Она передернулась, снова обхватила себя руками и стала такой же, какой он впервые увидел ее на балконе.
— Не могу я об этом рассказывать, — шепнула она. Ройс глядел на нее, молча настаивая на объяснениях, и Дженни, испустив прерывистый вздох, неохотно призналась:
— О многих, но самое главное — история с утонувшей Ребеккой. Мы с Бекки были кузины и лучшие подруги. И было нам обеим по тринадцать лет, — добавила она с грустной улыбкой. — Ее отец — Гаррик Кармайкл — был вдовцом, а она — его единственным ребенком. Он любил ее до безумия, как и все мы. Понимаете, она была такой милой и невероятно красивой, даже красивее Бренны, что ее нельзя было не любить. Только из-за слепой отцовской любви ей ничего не дозволялось, дабы она себе как-нибудь не повредила. Ей не разрешалось даже близко подходить к реке: отец боялся, как бы она не утонула. И Бекки решила научиться плавать, доказать ему, что ей ничего не грозит, и мы каждое утро пораньше убегали на реку, и я ее учила.
За день до того, как она утонула, мы ходили на ярмарку и поссорились, когда я сказала, будто один из жонглеров глазел на нее неподобающим образом. Мои сводные братья — Александр и Малькольм — услышали, и Александр обвинил меня в ревности, дескать, мне самой приглянулся жонглер, что было крайне глупо.
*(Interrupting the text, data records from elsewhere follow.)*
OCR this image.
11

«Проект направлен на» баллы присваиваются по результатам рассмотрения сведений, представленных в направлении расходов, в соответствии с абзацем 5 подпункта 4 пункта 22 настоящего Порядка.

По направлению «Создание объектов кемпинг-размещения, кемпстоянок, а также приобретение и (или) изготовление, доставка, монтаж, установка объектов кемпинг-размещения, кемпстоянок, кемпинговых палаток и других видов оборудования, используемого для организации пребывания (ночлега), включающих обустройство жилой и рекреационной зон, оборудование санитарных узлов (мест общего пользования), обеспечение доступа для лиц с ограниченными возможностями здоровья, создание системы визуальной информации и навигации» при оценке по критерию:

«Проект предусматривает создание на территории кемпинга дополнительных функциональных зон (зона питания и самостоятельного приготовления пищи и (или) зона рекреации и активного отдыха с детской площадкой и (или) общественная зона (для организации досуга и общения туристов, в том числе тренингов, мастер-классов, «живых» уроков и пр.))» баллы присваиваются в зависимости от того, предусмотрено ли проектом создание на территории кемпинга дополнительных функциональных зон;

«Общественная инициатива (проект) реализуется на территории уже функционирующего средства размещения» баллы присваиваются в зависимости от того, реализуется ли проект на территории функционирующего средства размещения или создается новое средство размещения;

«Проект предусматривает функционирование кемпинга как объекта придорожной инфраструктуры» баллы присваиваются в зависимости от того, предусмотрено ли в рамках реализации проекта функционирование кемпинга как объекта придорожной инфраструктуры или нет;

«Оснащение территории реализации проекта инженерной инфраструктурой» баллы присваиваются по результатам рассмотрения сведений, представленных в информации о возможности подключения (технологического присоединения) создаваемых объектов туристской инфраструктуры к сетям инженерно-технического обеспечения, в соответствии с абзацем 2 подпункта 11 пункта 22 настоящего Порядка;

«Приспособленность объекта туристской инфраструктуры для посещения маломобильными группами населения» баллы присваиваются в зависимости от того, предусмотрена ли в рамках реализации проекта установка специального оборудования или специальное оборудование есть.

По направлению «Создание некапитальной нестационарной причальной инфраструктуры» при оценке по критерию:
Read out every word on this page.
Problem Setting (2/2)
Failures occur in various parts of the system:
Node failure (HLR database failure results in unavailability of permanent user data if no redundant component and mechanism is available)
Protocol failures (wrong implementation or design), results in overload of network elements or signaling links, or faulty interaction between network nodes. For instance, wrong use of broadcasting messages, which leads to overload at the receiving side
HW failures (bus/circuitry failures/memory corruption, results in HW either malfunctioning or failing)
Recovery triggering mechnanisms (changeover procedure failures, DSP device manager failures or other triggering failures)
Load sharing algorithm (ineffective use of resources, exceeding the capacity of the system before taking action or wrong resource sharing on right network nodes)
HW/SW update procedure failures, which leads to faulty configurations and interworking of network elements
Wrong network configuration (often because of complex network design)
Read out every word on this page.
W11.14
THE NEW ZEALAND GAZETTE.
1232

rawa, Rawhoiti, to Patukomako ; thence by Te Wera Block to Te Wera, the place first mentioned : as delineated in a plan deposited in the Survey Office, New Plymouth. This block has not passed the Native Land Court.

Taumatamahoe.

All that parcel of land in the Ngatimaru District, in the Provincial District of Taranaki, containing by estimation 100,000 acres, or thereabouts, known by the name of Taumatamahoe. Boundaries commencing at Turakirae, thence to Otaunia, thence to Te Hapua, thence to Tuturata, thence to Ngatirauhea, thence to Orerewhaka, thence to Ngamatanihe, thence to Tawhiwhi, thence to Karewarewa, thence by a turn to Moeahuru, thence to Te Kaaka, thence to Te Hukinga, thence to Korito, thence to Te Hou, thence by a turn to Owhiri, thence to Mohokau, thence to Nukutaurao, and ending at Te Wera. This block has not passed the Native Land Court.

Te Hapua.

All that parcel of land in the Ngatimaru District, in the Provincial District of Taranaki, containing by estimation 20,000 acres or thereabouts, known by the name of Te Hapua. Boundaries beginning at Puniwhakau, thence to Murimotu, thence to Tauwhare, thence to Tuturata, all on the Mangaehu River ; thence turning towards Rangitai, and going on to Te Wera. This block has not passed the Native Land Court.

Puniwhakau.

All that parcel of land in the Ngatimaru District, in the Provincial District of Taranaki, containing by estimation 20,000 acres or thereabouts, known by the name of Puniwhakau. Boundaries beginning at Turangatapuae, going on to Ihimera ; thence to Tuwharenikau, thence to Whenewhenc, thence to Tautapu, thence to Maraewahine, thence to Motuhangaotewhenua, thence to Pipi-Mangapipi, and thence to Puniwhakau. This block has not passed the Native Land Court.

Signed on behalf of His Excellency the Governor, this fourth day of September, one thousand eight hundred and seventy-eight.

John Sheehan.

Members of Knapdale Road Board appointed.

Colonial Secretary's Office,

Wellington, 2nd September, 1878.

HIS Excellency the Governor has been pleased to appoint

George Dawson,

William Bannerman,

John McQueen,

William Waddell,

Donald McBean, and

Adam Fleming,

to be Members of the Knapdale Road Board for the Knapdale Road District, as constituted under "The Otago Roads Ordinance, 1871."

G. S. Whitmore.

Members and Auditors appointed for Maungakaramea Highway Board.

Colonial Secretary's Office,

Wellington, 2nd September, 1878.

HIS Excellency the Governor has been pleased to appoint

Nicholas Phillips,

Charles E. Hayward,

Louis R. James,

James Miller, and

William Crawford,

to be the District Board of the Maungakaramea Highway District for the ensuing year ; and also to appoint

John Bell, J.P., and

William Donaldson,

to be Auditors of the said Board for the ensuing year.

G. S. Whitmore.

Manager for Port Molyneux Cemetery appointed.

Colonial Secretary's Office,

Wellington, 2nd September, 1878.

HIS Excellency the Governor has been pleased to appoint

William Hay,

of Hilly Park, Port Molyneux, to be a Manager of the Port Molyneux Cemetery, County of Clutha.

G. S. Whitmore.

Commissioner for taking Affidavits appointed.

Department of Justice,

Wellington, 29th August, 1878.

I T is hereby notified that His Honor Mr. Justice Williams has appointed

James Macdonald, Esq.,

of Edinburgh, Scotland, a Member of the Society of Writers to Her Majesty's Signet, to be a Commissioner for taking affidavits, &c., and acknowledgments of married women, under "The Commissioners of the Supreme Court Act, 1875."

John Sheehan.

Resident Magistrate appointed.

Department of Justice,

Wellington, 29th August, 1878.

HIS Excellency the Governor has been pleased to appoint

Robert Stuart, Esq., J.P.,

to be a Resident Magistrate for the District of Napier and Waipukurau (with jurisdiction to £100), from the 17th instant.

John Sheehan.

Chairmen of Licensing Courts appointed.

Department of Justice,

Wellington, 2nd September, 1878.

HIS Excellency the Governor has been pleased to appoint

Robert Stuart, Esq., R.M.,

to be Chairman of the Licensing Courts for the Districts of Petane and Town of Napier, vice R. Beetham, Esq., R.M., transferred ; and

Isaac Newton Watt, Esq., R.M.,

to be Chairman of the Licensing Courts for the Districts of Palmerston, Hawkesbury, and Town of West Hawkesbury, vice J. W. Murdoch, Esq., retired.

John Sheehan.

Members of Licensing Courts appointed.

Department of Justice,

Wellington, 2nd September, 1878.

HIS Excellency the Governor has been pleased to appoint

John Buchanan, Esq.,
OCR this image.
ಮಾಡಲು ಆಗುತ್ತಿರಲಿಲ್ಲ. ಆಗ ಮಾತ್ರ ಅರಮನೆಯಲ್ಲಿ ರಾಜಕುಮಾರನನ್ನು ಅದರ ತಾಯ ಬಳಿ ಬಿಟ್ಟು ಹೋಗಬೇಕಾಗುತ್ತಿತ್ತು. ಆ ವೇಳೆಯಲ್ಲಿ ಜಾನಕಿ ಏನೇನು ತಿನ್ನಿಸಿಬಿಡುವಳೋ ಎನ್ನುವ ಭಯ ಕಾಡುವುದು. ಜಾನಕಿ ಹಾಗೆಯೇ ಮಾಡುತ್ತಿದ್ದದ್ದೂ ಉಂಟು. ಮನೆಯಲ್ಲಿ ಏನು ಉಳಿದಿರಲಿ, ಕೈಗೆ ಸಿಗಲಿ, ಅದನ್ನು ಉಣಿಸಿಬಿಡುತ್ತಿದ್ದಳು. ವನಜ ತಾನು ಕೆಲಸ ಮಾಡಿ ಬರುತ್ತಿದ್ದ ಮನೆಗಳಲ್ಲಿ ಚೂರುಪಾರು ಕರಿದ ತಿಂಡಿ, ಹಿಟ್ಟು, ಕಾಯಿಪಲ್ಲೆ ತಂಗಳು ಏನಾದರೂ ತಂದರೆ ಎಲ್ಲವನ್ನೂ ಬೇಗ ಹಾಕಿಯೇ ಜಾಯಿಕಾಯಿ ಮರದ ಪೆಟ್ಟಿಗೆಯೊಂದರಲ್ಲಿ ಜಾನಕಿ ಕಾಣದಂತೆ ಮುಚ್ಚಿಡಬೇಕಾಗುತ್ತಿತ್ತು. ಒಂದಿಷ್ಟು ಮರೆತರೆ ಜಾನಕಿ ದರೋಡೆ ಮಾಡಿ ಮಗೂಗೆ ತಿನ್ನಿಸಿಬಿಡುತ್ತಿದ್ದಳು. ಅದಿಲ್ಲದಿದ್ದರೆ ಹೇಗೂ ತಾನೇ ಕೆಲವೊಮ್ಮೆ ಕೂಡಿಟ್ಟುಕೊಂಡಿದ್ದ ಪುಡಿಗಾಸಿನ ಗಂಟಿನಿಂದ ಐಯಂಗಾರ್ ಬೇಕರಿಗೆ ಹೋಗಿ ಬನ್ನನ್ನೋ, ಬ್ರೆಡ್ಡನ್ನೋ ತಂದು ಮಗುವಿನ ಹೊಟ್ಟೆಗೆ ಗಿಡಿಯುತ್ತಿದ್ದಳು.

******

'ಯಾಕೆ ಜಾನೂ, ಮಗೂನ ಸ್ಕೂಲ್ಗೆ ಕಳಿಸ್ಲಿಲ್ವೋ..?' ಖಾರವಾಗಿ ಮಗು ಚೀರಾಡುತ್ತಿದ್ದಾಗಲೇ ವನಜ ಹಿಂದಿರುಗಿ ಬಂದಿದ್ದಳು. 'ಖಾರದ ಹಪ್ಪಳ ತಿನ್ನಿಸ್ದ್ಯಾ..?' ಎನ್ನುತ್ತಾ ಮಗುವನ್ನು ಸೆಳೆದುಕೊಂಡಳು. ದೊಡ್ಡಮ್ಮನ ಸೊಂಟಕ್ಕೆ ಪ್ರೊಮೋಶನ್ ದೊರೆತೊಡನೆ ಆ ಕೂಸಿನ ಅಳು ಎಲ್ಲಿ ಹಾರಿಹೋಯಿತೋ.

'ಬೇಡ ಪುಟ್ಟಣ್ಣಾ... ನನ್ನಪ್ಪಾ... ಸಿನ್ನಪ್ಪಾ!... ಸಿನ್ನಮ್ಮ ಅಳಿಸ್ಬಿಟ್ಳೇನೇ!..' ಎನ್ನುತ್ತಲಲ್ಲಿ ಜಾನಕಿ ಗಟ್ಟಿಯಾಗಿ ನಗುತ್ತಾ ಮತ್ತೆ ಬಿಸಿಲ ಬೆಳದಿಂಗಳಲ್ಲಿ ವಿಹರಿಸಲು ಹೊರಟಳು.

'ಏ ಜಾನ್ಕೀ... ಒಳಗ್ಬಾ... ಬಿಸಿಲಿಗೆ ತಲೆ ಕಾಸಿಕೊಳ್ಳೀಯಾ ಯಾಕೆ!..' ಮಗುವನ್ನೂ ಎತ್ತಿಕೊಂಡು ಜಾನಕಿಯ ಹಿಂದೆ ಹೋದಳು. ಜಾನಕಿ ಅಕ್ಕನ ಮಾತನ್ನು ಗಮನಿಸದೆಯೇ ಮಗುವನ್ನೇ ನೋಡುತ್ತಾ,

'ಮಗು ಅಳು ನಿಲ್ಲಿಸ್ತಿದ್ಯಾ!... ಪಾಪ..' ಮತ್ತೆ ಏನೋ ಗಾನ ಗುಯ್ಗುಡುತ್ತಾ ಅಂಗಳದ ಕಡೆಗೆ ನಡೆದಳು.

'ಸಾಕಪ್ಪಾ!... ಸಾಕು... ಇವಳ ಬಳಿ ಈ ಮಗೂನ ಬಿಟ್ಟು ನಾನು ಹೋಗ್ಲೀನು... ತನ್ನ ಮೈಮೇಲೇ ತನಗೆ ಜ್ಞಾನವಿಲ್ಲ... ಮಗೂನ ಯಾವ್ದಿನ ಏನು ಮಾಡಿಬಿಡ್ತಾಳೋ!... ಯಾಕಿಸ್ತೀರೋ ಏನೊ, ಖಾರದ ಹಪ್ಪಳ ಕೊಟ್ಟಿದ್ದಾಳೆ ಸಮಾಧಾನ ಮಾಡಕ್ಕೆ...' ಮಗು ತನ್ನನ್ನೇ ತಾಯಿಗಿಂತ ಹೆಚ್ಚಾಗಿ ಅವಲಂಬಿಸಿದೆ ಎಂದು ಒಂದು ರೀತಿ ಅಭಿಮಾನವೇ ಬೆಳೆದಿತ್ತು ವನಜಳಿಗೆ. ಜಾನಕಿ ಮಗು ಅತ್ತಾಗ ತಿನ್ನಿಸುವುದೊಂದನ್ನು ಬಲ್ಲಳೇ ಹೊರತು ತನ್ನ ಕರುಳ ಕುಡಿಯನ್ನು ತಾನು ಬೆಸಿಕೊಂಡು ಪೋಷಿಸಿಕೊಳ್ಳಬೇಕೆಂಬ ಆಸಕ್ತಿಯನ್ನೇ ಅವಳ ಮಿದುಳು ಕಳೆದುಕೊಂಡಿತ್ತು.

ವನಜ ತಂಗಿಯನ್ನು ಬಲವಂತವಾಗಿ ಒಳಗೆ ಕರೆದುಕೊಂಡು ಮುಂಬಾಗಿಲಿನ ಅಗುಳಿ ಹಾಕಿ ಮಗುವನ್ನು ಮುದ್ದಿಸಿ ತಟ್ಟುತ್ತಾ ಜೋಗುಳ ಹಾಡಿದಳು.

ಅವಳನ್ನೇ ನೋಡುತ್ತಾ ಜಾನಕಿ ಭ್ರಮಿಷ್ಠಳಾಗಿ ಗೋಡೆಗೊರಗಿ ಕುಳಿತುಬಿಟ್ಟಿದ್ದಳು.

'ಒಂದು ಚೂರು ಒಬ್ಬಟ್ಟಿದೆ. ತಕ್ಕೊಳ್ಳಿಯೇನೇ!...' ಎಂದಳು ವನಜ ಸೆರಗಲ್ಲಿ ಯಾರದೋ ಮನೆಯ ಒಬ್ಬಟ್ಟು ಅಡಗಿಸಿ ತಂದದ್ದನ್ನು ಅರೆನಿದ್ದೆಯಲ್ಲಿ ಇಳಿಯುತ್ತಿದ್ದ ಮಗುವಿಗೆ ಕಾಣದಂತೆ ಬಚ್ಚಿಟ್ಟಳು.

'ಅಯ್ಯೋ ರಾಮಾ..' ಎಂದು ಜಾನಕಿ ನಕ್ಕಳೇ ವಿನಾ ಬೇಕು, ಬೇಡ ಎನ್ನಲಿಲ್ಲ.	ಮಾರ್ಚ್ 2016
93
Бекки жутко разозлилась, то есть я хочу сказать, расстроилась, и при расставании велела мне не приходить утром к реке, мол, она во мне более не нуждается. Я знала, что она на самом деле совсем не хотела этого говорить и еще не умела как следует плавать, и, разумеется, назавтра отправилась на реку.
Голос Дженни понизился до шепота:
— Когда я пришла, она все еще сердилась и прокричала, что хочет остаться одна. Я решила уйти и дошла уже до вершины холма, как вдруг услышала плеск и крик, призывавший меня на помощь. Я повернулась, бросилась вниз, но не могла ее разглядеть. Я была на полпути, и ей удалось высунуть из воды голову, я видела на поверхности ее волосы. Потом услышала визг, она выкрикивала мое имя, звала на помощь… — Дженни задрожала, бессознательно растирая руки, — …но поток уже тащил ее прочь. Я нырнула, пыталась ее найти, ныряла еще, и еще, и еще, — убито шептала она, — но… не смогла отыскать. На следующий день Бекки нашли за несколько миль, ее выбросило на отмель.
Ройс поднял было руку, потом опустил, понимая, что она изо всех сил старается сдерживаться и не примет утешительного жеста, который сломает ее.
— Это был несчастный случай, — мягко проговорил он. Она испустила длинный ровный вздох:
— По мнению Александра, нет. Он, наверно, был где-то поблизости, потому что рассказывал всем и каждому, что слышал, как Бекки звала меня по имени, и это правда. Но еще он говорил, что мы поссорились и что будто бы я столкнула ее в воду.
— Как же он объяснил, что на вас была мокрая одежда? — коротко спросил Ройс.
— Он сказал, — отвечала Дженни со вздохом, — что я толкнула ее, постояла, а уж потом принялась спасать. Александру, — добавила она, — уже сообщили, что он, а не я будет наследовать отцу и носить титул лэрда. Только ему этого показалось мало — он хотел опозорить меня и добиться изгнания. После этого случая он без особого труда достиг цели.
— Каким образом?
Ее хрупкие плечи слегка передернулись.
— Еще несколько злобных выдумок и вывернутой наизнанку правды — дом арендатора был внезапно охвачен огнем в ночь после того, как я поспорила по поводу веса мешка с зерном, доставленного им в замок. Ну и другие подобные вещи.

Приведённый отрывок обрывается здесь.